Die Fabrik
Das Shaw Brothers Studio, gegründet 1958, war eine Filmfabrik. Auf dem Höhepunkt betrieb es das größte privatwirtschaftliche Studio-Complex der Welt — Movietown in Clearwater Bay, Hongkong — und produzierte über 40 Filme pro Jahr.
Das Studiensystem war gnadenlos effizient. Regisseure, Schauspieler und Crewmitglieder standen unter Vertrag. Kulissen wurden in mehreren Filmen wiederverwendet. Drehpläne wurden in Wochen, nicht in Monaten gemessen. Ein typischer Shaw Brothers Martial-Arts-Film wurde in unter drei Monaten konzipiert, gedreht, geschnitten und veröffentlicht. Weiterführende Lektüre: Wire-Fu: Die Kunst fliegender Schwertkämpfer im Actionkino.
Die Qualität der Filme war unterschiedlich. Viele Shaw Brothers Filme waren formelhaft und leicht zu vergessen. Aber das enorme Produktionsvolumen ermöglichte Experimente. Regisseure wie King Hu (胡金铨), Chang Cheh (张彻) und Lau Kar-leung nutzten das Studiensystem, um Martial-Arts-Filme zu einer anspruchsvollen Kunstform zu entwickeln.
King Hu: Der Poet
King Hu (胡金铨) inszenierte Come Drink with Me (1966) und A Touch of Zen (1971). Seine Filme zeichnen sich durch elegante Bildkomposition, sorgfältiges Tempo und eine Kampfchoreografie aus, die Schönheit über Brutalität stellt.

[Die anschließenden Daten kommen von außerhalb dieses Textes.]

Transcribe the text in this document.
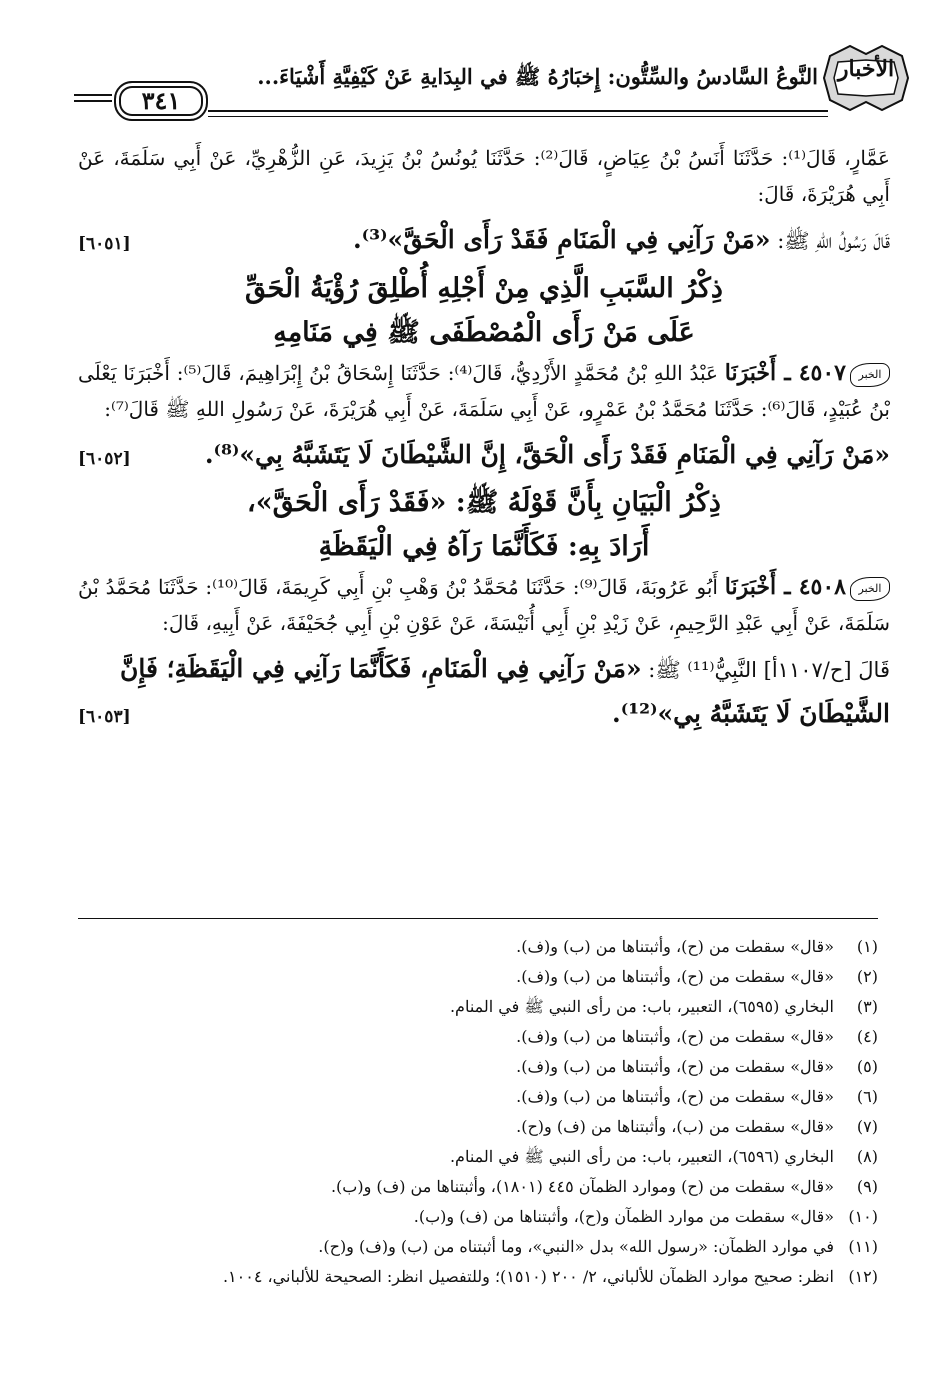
الأخبار
النَّوعُ السَّادسُ والسِّتُّون: إِخبَارُهُ ﷺ في البِدَايةِ عَنْ كَيْفِيَّةِ أَشْيَاءَ...
٣٤١

عَمَّارٍ، قَالَ⁽¹⁾: حَدَّثَنَا أَنَسُ بْنُ عِيَاضٍ، قَالَ⁽²⁾: حَدَّثَنَا يُونُسُ بْنُ يَزِيدَ، عَنِ الزُّهْرِيِّ، عَنْ أَبِي سَلَمَةَ، عَنْ أَبِي هُرَيْرَةَ، قَالَ:

قَالَ رَسُولُ اللهِ ﷺ: «مَنْ رَآنِي فِي الْمَنَامِ فَقَدْ رَأَى الْحَقَّ»⁽³⁾.
[٦٠٥١]

ذِكْرُ السَّبَبِ الَّذِي مِنْ أَجْلِهِ أُطْلِقَ رُؤْيَةُ الْحَقِّ

عَلَى مَنْ رَأَى الْمُصْطَفَى ﷺ فِي مَنَامِهِ

الخبر٤٥٠٧ ـ أَخْبَرَنَا عَبْدُ اللهِ بْنُ مُحَمَّدٍ الأَزْدِيُّ، قَالَ⁽⁴⁾: حَدَّثَنَا إِسْحَاقُ بْنُ إِبْرَاهِيمَ، قَالَ⁽⁵⁾: أَخْبَرَنَا يَعْلَى بْنُ عُبَيْدٍ، قَالَ⁽⁶⁾: حَدَّثَنَا مُحَمَّدُ بْنُ عَمْرٍو، عَنْ أَبِي سَلَمَةَ، عَنْ أَبِي هُرَيْرَةَ، عَنْ رَسُولِ اللهِ ﷺ قَالَ⁽⁷⁾:

«مَنْ رَآنِي فِي الْمَنَامِ فَقَدْ رَأَى الْحَقَّ، إِنَّ الشَّيْطَانَ لَا يَتَشَبَّهُ بِي»⁽⁸⁾.
[٦٠٥٢]

ذِكْرُ الْبَيَانِ بِأَنَّ قَوْلَهُ ﷺ: «فَقَدْ رَأَى الْحَقَّ»،

أَرَادَ بِهِ: فَكَأَنَّمَا رَآهُ فِي الْيَقَظَةِ

الخبر٤٥٠٨ ـ أَخْبَرَنَا أَبُو عَرُوبَةَ، قَالَ⁽⁹⁾: حَدَّثَنَا مُحَمَّدُ بْنُ وَهْبِ بْنِ أَبِي كَرِيمَةَ، قَالَ⁽¹⁰⁾: حَدَّثَنَا مُحَمَّدُ بْنُ سَلَمَةَ، عَنْ أَبِي عَبْدِ الرَّحِيمِ، عَنْ زَيْدِ بْنِ أَبِي أُنَيْسَةَ، عَنْ عَوْنِ بْنِ أَبِي جُحَيْفَةَ، عَنْ أَبِيهِ، قَالَ:

قَالَ [ح/١١٠٧أ] النَّبِيُّ⁽¹¹⁾ ﷺ: «مَنْ رَآنِي فِي الْمَنَامِ، فَكَأَنَّمَا رَآنِي فِي الْيَقَظَةِ؛ فَإِنَّ الشَّيْطَانَ لَا يَتَشَبَّهُ بِي»⁽¹²⁾.
[٦٠٥٣]
(١)
«قال» سقطت من (ح)، وأثبتناها من (ب) و(ف).
(٢)
«قال» سقطت من (ح)، وأثبتناها من (ب) و(ف).
(٣)
البخاري (٦٥٩٥)، التعبير، باب: من رأى النبي ﷺ في المنام.
(٤)
«قال» سقطت من (ح)، وأثبتناها من (ب) و(ف).
(٥)
«قال» سقطت من (ح)، وأثبتناها من (ب) و(ف).
(٦)
«قال» سقطت من (ح)، وأثبتناها من (ب) و(ف).
(٧)
«قال» سقطت من (ب)، وأثبتناها من (ف) و(ح).
(٨)
البخاري (٦٥٩٦)، التعبير، باب: من رأى النبي ﷺ في المنام.
(٩)
«قال» سقطت من (ح) وموارد الظمآن ٤٤٥ (١٨٠١)، وأثبتناها من (ف) و(ب).
(١٠)
«قال» سقطت من موارد الظمآن و(ح)، وأثبتناها من (ف) و(ب).
(١١)
في موارد الظمآن: «رسول الله» بدل «النبي»، وما أثبتناه من (ب) و(ف) و(ح).
(١٢)
انظر: صحيح موارد الظمآن للألباني، ٢/ ٢٠٠ (١٥١٠)؛ وللتفصيل انظر: الصحيحة للألباني، ١٠٠٤.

A Touch of Zen gewann 1975 den technischen Grand Prix in Cannes — der erste chinesischsprachige Film, der einen großen Preis auf einem westlichen Filmfestival erhielt. Die Bambuswald-Kampfszene in diesem Film inspirierte direkt die Bambuswald-Szene in Tiger und Drachen (Crouching Tiger, Hidden Dragon) fünfundzwanzig Jahre später.
King Hu betrachtete Martial-Arts-Filme als Kunstkino. Seine Kampfszenen sind Ballettstücke. Seine Landschaften sind Gemälde. Seine Erzählungen Meditationen über buddhistische Philosophie, verkleidet als Actionfilme.
Chang Cheh: Der Schlachter
Chang Cheh (张彻) war das Gegenstück zu King Hu. Wo Hu elegant war, war Chang intensiv und roh. Seine Filme sind gewalttätig, maskulin und emotional heftig. Helden sterben blutig. Loyalität wird durch Leid geprüft. Der Körper ist sowohl Machtquelle als auch Ort der Zerstörung.
Chang Chehs Einfluss auf spätere Filmemacher – besonders John Woo – ist enorm. Das „Heroic Bloodshed“-Genre, das Woo in den 1980er Jahren perfektionierte, ist im Grunde Chang Chehs Martial-Arts-Ethos in einem modernen Kriminalsetting transplantiert.
Bruce Lee: Die Explosion
Bruce Lee drehte nur vier komplette Filme. Er starb mit 32 Jahren. Und doch veränderte er das globale Kino mehr als Regisseure, die jahrzehntelang arbeiteten.
Bruce Lees Beitrag war nicht nur physisch – obwohl seine Körperfähigkeiten außergewöhnlich waren. Sein Beitrag war ideologisch. Er bestand darauf, chinesische Kampfkünstler als Helden und nicht als Schurken oder Nebenfiguren darzustellen. Er weigerte sich, Klischees zu bedienen. Und er bewies, dass ein chinesischer Mann ein globaler Actionstar sein kann.
Die Wirkung war unmittelbar und dauerhaft. Nach Bruce Lee wurde Martial-Arts-Kino eine globale Filmsprache. Jeder Actionfilm seit 1973 verdankt ihm etwas.
Das Erbe
Das Hongkonger Martial-Arts-Kino schuf ein visuelles Vokabular, das heute weltweit verwendet wird. Drahtarbeit, Zeitlupen, die dramatische Pause vor dem Kampf, der Trainingsmontage, der finale Showdown – all das sind Hongkonger Innovationen, die Hollywood übernommen hat und die Zuschauer weltweit inzwischen als selbstverständlich ansehen.
Die Fabrik ist heutzutage größtenteils geschlossen. Die Filmindustrie Hongkongs ist seit der Übergabe 1997 zurückgegangen. Aber die Sprache, die sie schuf, wird überall gesprochen.